Um grande entrave legal foi enfrentado pelas empresas de engenharia que desejavam comprovar o acervo técnico da pessoa jurídica, impedindo que elas se valessem da chancela do conselho profissional competente para certificar o histórico de atividades da futura contratada. O debate em torno da fragilidade de um atestado de capacidade técnica ganha profundidade à medida que consideramos os desdobramentos recentes à segurança e confiabilidade na certificação da execução dos serviços ou obras prestadas da licitante.

Nesse contexto, é importante lembrar que a Lei Federal nº 8.666/1993, em seu art. 30, II c/c §1º, já contemplava a certificação operacional. Entretanto, a inviabilização do cumprimento normativo esbarrava na Resolução nº 1.025/2009 do Conselho Federal de Engenharia e Agronomia -CONFEA (já revogada), que vedava a emissão de certidão de acervo técnico em nome da pessoa jurídica. O paradoxo legal causava uma grande confusão no ordenamento jurídico, sobretudo, quanto à hierarquia das normas.

De novidade, temos enfim a Resolução nº 1.137/2023 do CONFEA, que veio para complementar e atender a Lei de Licitações e Contratos Administrativos (Lei Federal nº 14.133/2021), em especial ao art. 67, inciso II, que traz prerrogativa de qualificação técnica operacional através de “certidões ou atestados, regularmente emitidos pelo conselho profissional competente, quando for o caso, que demonstrem capacidade operacional na execução de serviços similares de complexidade tecnológica e operacional equivalente ou superior, bem como documentos comprobatórios emitidos na forma do § 3º do art. 88 desta Lei”. Ou seja, essa possibilidade de comprovação operacional já pode, inclusive, ser exigida nos editais de licitações para obras e serviços de engenharia.

Antes de explorar os impactos práticos da Certidão de Acervo Operacional – CAO,  é crucial entender as raízes históricas que a moldaram, bem como os diversos posicionamentos do Tribunal de Contas da União que rechaçavam a possibilidade de exigência de averbação do atestado de capacidade técnica operacional, em especial o Acórdão nº 1.542/2021- Plenário e Acórdão nº 470/2022 – Plenário, que vedavam expressamente a “exigência de atestação de capacidade técnico-operacional de empresa participante de certame licitatório uma vez que o art. 55 da Resolução- CONFEA, nº 1.025/2009 vedava a emissão de Certidão de Acervo Técnico (CAT) em nome de pessoa jurídica”.
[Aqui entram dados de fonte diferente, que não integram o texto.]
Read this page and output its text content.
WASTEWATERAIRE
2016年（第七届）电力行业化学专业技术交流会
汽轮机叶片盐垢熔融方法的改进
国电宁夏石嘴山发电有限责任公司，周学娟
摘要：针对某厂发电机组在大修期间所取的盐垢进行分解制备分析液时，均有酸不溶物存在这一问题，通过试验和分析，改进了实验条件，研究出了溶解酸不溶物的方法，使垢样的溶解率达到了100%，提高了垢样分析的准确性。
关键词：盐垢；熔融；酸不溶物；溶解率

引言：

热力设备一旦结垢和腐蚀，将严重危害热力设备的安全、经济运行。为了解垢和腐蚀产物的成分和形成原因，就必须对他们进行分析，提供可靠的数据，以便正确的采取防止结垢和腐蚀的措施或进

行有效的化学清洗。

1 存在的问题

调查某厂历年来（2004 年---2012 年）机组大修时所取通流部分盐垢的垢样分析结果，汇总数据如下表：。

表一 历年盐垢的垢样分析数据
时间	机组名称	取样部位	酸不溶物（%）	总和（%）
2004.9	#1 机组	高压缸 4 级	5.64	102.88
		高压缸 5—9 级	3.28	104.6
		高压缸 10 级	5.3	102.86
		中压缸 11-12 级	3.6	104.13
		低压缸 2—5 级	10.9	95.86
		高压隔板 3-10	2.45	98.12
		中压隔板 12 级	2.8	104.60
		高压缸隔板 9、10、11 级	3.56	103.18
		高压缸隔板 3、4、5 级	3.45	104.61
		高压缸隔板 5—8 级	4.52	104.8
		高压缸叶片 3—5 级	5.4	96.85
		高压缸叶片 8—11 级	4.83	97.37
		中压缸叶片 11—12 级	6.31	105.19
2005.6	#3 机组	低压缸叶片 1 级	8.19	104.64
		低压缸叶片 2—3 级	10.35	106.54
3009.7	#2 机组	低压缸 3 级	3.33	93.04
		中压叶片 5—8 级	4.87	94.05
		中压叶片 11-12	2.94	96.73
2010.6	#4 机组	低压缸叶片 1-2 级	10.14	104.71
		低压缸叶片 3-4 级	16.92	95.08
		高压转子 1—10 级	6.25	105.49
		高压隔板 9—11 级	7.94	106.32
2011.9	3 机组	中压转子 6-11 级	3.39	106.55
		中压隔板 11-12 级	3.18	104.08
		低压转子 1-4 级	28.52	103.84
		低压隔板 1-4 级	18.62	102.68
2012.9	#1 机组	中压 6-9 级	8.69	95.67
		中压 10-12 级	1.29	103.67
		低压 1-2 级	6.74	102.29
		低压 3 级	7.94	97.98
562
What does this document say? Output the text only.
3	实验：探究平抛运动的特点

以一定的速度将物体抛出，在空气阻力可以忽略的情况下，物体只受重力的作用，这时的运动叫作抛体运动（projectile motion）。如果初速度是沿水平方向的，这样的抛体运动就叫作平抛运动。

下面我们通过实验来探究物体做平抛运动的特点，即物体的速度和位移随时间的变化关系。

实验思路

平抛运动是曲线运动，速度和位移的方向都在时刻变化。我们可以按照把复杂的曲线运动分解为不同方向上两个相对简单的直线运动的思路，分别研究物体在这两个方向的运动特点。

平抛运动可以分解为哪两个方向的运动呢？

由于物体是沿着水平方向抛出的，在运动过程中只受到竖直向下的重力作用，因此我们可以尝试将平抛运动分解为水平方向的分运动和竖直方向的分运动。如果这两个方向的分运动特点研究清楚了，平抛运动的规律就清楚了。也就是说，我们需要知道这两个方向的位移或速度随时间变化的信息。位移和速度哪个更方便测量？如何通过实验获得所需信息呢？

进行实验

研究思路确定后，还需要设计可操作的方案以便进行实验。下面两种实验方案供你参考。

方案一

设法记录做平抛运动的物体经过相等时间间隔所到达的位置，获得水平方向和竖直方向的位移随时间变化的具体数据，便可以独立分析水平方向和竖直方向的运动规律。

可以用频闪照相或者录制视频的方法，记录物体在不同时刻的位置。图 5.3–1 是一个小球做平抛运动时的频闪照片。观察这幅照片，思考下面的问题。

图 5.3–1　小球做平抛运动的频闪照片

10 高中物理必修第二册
O entendimento da Egrégia Corte de Contas poderá mudar diante das inovações trazidas, uma vez que passa a ser considerada lícita a exigência de averbação da CAO nos editais de licitações, em razão de configurar o instrumento legal que certifica as atividades realizadas através das empresas de engenharia, agronomia e geociências.

Com efeito, a possibilidade de emissão da Certidão de Acervo Operacional (CAO), certificando para fins legais os empreendimentos executados por pessoa jurídica a partir dos registros de Anotações de Responsabilidade Técnica (ART) trazida pela Resolução nº 1137/2023 do Conselho Federal de Engenharia e Agronomia – CONFEA, trouxe, enfim, a reparação dessa comprovação e propiciou melhorias significativas na segurança das contratações públicas no ramo da engenharia.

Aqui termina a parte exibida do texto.